With Emma’s diagnosis, the Andersens jumped right in to
their new role serving as Emma’s pancreas. “Basically, we had
a new normal,” Melany says. “We were so thankful for JDRF.
They offered us a huge support system of other families to connect
with so we didn’t feel so isolated and alone. Within two
weeks, JDRF connected us with another Alamo Heights family
that had a daughter with Type 1 diabetes. Through this family,
I saw that we could function. I saw that this was doable. Life
could go on and be great.”

The Andersens also found their calling of service through
JDRF. Over the past decade, they have served in a variety of
roles including chairing the Promise Ball in 2008, which raised
over 2 million dollars for diabetic research. Melany has also
acted as chairman for the annual JDRF Walk for the Cure, VP
of strategic planning, as well as serving on numerous other
committees. This year, she is president of JDRF, a responsibility
she takes on without hesitation.

“I would love for Emma to enjoy a day without interruption
for blood sugar tests,” Melany states. “But she doesn’t get a break; therefore, I don’t
get a break. I want to do everything I can to help. We need a cure for this, and I
won’t stop being involved until there is a cure. She can’t quit, so we can’t quit.”
The Andersens are quick to praise the support they receive from numerous
families and businesses within the Alamo Heights community. “Within one month
of moving to Alamo Heights, we had a family crisis,” Melany recalls. “The people
of this community really wrapped their arms around us and helped us. The schools
and doctors have been exceptional and very welcoming. Coming in as outsiders,
we were treated just as if we were born and raised here.”

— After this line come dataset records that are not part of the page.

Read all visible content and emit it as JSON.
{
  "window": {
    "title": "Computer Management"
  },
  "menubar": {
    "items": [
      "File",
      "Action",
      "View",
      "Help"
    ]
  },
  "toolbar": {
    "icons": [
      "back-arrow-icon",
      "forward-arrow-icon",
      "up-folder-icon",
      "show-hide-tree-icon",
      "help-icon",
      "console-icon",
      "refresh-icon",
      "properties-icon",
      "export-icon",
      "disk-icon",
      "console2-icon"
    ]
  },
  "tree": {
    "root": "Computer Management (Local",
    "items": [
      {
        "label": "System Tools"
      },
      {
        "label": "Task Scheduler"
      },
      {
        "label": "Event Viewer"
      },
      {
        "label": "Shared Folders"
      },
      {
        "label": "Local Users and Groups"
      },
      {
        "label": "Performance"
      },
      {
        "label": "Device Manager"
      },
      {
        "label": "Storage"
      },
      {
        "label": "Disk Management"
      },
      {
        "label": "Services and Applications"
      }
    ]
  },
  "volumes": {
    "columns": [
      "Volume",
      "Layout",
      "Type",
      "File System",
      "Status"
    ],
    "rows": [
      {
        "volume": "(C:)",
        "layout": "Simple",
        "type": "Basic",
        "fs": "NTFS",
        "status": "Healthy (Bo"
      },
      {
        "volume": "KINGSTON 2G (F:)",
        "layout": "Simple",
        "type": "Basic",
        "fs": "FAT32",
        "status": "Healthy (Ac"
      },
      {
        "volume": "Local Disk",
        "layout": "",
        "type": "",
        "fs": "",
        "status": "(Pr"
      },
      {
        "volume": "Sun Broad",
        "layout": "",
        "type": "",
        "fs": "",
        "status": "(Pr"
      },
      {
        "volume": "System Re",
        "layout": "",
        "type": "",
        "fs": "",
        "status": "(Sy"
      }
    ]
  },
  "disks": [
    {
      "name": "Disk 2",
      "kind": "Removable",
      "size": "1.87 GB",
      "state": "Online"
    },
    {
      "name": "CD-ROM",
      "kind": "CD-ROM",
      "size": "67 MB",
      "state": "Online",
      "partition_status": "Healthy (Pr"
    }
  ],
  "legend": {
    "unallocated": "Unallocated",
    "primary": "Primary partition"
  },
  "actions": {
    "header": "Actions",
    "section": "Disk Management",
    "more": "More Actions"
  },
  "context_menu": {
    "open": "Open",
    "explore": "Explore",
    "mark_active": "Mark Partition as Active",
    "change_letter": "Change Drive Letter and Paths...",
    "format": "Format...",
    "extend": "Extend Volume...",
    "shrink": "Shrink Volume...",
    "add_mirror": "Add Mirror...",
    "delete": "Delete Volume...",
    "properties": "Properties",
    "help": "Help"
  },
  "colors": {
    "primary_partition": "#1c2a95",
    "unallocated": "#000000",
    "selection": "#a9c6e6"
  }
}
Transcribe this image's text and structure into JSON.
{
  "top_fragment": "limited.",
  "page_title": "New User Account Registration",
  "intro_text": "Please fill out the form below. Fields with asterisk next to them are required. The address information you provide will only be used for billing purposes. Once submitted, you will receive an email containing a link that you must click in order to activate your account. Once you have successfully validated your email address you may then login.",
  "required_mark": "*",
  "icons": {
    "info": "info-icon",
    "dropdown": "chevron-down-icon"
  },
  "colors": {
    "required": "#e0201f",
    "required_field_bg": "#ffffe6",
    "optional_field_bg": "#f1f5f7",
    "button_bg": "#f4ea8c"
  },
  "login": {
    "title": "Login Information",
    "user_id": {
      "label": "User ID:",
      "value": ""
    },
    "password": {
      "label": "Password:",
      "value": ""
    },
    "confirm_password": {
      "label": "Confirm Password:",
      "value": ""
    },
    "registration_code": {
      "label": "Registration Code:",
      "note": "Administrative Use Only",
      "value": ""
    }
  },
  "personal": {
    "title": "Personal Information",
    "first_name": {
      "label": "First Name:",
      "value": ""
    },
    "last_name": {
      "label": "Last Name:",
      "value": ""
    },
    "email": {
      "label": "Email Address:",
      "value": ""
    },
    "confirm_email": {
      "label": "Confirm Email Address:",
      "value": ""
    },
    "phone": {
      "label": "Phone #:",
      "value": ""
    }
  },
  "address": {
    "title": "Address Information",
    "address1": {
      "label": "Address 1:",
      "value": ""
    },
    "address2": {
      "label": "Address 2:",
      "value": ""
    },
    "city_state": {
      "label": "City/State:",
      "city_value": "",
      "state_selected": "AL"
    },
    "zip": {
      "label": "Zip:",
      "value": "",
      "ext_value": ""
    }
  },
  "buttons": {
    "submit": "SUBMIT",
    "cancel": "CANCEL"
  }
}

Today, the Andersens are firmly ensconced in Terrell Hills with their three children:
Emma, a junior at AHHS, is a varsity cheerleader; Reed, a seventh-grader
at AHJS, plays on the seventh-grade football team; and Rett, a third-grader at
Woodridge, is an avid basketball player. Last month, the family participated in
their 10th JDRF Walk to Cure Diabetes with the AHHS cheer team. “We’ve had
great community sponsors and lots of participation. We met our goal and raised
over $10,000 for diabetes research,” Garrett says. “We will keep walking, raising
money and fighting until we find a cure.”